Die Regierung entschied, daß die Neureglung nur für zukünftige Spareinlagen Geltung habe. Mithin mußte die Londoner Anstalt wohl oder übel noch dreißig Jahre warten, bevor die erbberechtigten Nachkommen Thomas Borwells durch Zeitungsaufruf aufgefordert werden konnten, das bis zu einer Summe von 328 Pfund angewachsene Kapital nach urkundlichem Nachweis ihrer Ansprüche binnen sechs Monaten in Empfang zu nehmen, andernfalls es für verfallen erklärt werden würde.
Tatsächlich meldeten sich im Jahre 1872 Abkömmlinge jenes nach Amerika ausgewanderten Edward Borwell, die in dürftigsten Verhältnissen in New York lebten, und bekamen das Geld ausgezahlt. Vielleicht hätten die glücklichen Erben nie von der 6500 Mark betragenden Hinterlassenschaft Kenntnis erhalten, wenn damals nicht die Geschichte dieser vergessenen Spareinlage in sämtlichen Zeitungen der Kulturstaaten als Seltenheit mit voller Namensnennung der beteiligten Personen besprochen worden wäre.
Merkwürdiger noch liegt der Fall des Kaufmanns Ernst Hindersen, der am 14. April 1805 zunächst ohne seine Familie nach Hamburg gekommen war, wohin er seinen Wohnsitz verlegen wollte. Er mietete in der Kuxhavener Straße eine Wohnung und übergab am Vormittag des 16. April der Hamburger Sparkasse, für deren Sicherheit sich die bekanntesten Großkaufleute der Alsterstadt verbürgt hatten, sein gesamtes Barvermögen im Betrage von 12 670 Talern. Auf dem Heimwege von der Sparkasse kehrte Hindersen, ein stattlicher Vierziger, in einer Hafenkneipe ein und wurde von hier auf einen Dreimaster gelockt, wo er, nachdem man ihn betrunken gemacht hatte, ahnungslos eine Heuer unterzeichnete und sich dadurch als Matrose für eine Fahrt nach San Franzisko verpflichtete.
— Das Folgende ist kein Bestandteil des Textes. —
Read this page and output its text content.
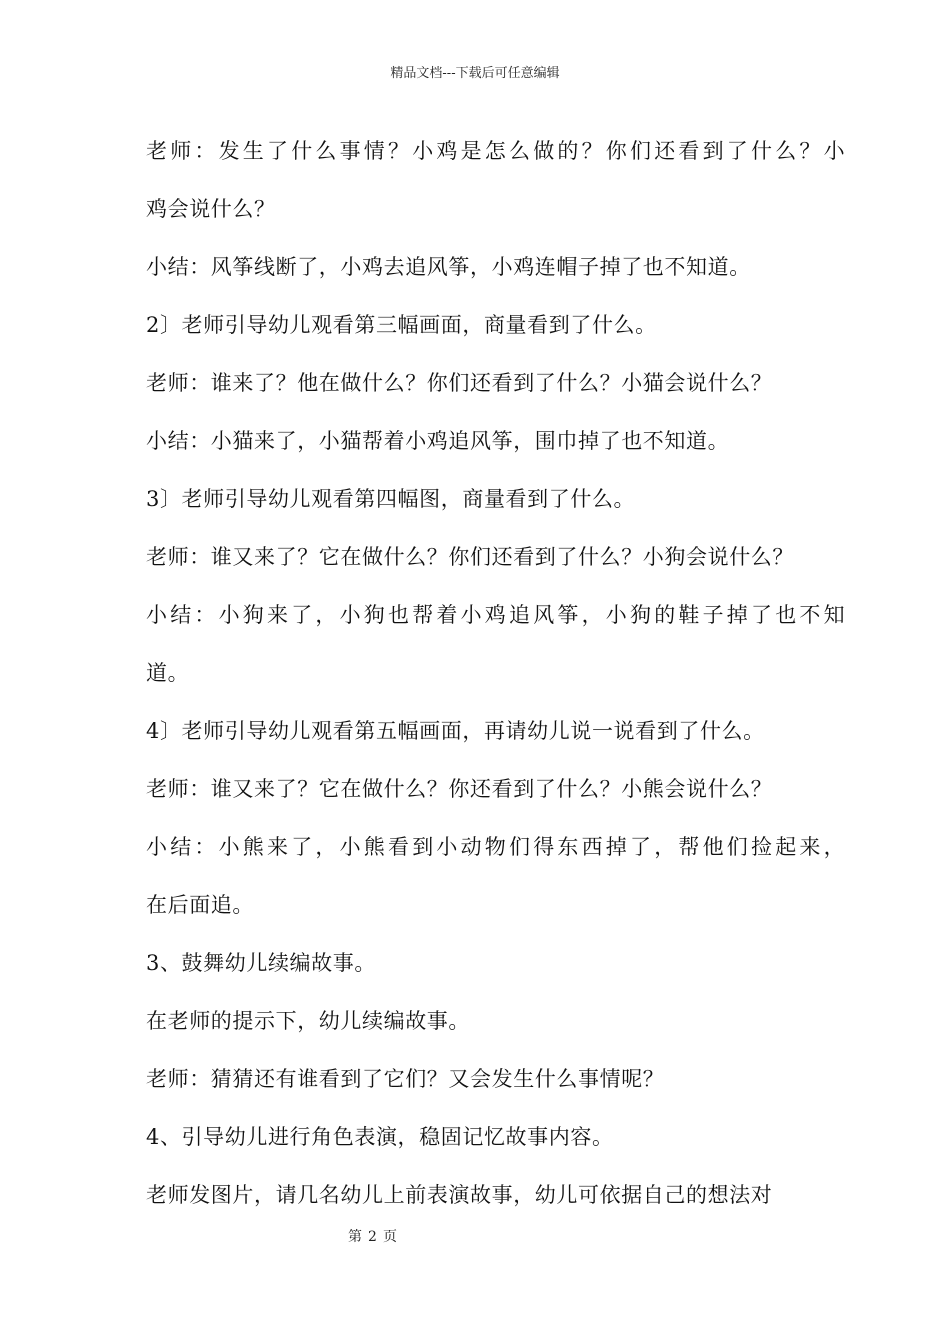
精品文档---下载后可任意编辑
老师：发生了什么事情？小鸡是怎么做的？你们还看到了什么？小
鸡会说什么？
小结：风筝线断了，小鸡去追风筝，小鸡连帽子掉了也不知道。
2〕老师引导幼儿观看第三幅画面，商量看到了什么。
老师：谁来了？他在做什么？你们还看到了什么？小猫会说什么？
小结：小猫来了，小猫帮着小鸡追风筝，围巾掉了也不知道。
3〕老师引导幼儿观看第四幅图，商量看到了什么。
老师：谁又来了？它在做什么？你们还看到了什么？小狗会说什么？
小结：小狗来了，小狗也帮着小鸡追风筝，小狗的鞋子掉了也不知
道。
4〕老师引导幼儿观看第五幅画面，再请幼儿说一说看到了什么。
老师：谁又来了？它在做什么？你还看到了什么？小熊会说什么？
小结：小熊来了，小熊看到小动物们得东西掉了，帮他们捡起来，
在后面追。
3、鼓舞幼儿续编故事。
在老师的提示下，幼儿续编故事。
老师：猜猜还有谁看到了它们？又会发生什么事情呢？
4、引导幼儿进行角色表演，稳固记忆故事内容。
老师发图片，请几名幼儿上前表演故事，幼儿可依据自己的想法对
第 2 页
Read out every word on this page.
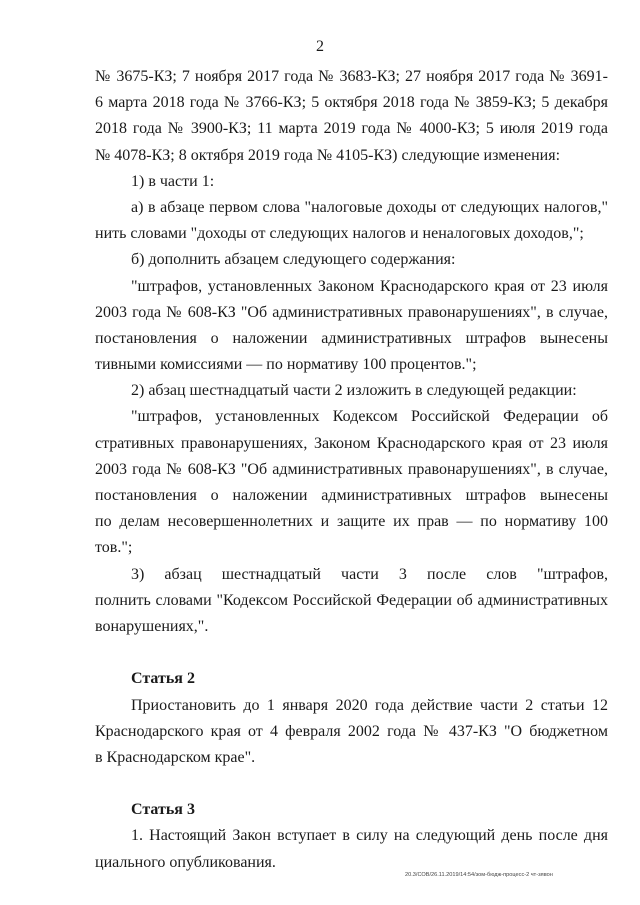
2
№ 3675-КЗ; 7 ноября 2017 года № 3683-КЗ; 27 ноября 2017 года № 3691-
6 марта 2018 года № 3766-КЗ; 5 октября 2018 года № 3859-КЗ; 5 декабря
2018 года № 3900-КЗ; 11 марта 2019 года № 4000-КЗ; 5 июля 2019 года
№ 4078-КЗ; 8 октября 2019 года № 4105-КЗ) следующие изменения:
1) в части 1:
а) в абзаце первом слова "налоговые доходы от следующих налогов,"
нить словами "доходы от следующих налогов и неналоговых доходов,";
б) дополнить абзацем следующего содержания:
"штрафов, установленных Законом Краснодарского края от 23 июля
2003 года № 608-КЗ "Об административных правонарушениях", в случае,
постановления о наложении административных штрафов вынесены
тивными комиссиями — по нормативу 100 процентов.";
2) абзац шестнадцатый части 2 изложить в следующей редакции:
"штрафов, установленных Кодексом Российской Федерации об
стративных правонарушениях, Законом Краснодарского края от 23 июля
2003 года № 608-КЗ "Об административных правонарушениях", в случае,
постановления о наложении административных штрафов вынесены
по делам несовершеннолетних и защите их прав — по нормативу 100
тов.";
3) абзац шестнадцатый части 3 после слов "штрафов,
полнить словами "Кодексом Российской Федерации об административных
вонарушениях,".
Статья 2
Приостановить до 1 января 2020 года действие части 2 статьи 12
Краснодарского края от 4 февраля 2002 года № 437-КЗ "О бюджетном
в Краснодарском крае".
Статья 3
1. Настоящий Закон вступает в силу на следующий день после дня
циального опубликования.
20.3/СОВ/26.11.2019/14:54/зом-бюдж-процесс-2 чт-зявон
Das Schiff ging, während Hindersen in der Steuermannskoje seinen Rausch ausschlief, in See, ohne daß es dem gepreßten Matrosen möglich war, seine Familie von seinem Schicksal zu benachrichtigen.
Walther Kabel: Romanhaftes aus der Geschichte der Sparkassen (Bibliothek der Unterhaltung und des Wissens, Band 7). Union Deutsche Verlagsgesellschaft, Stuttgart, Berlin, Leipzig 1916, Seite 230. Digitale Volltext-Ausgabe bei Wikisource, URL: https://de.wikisource.org/w/index.php?title=Seite:Romanhaftes_aus_der_Geschichte_der_Sparkassen.pdf/3&oldid=- (Version vom 1.8.2018)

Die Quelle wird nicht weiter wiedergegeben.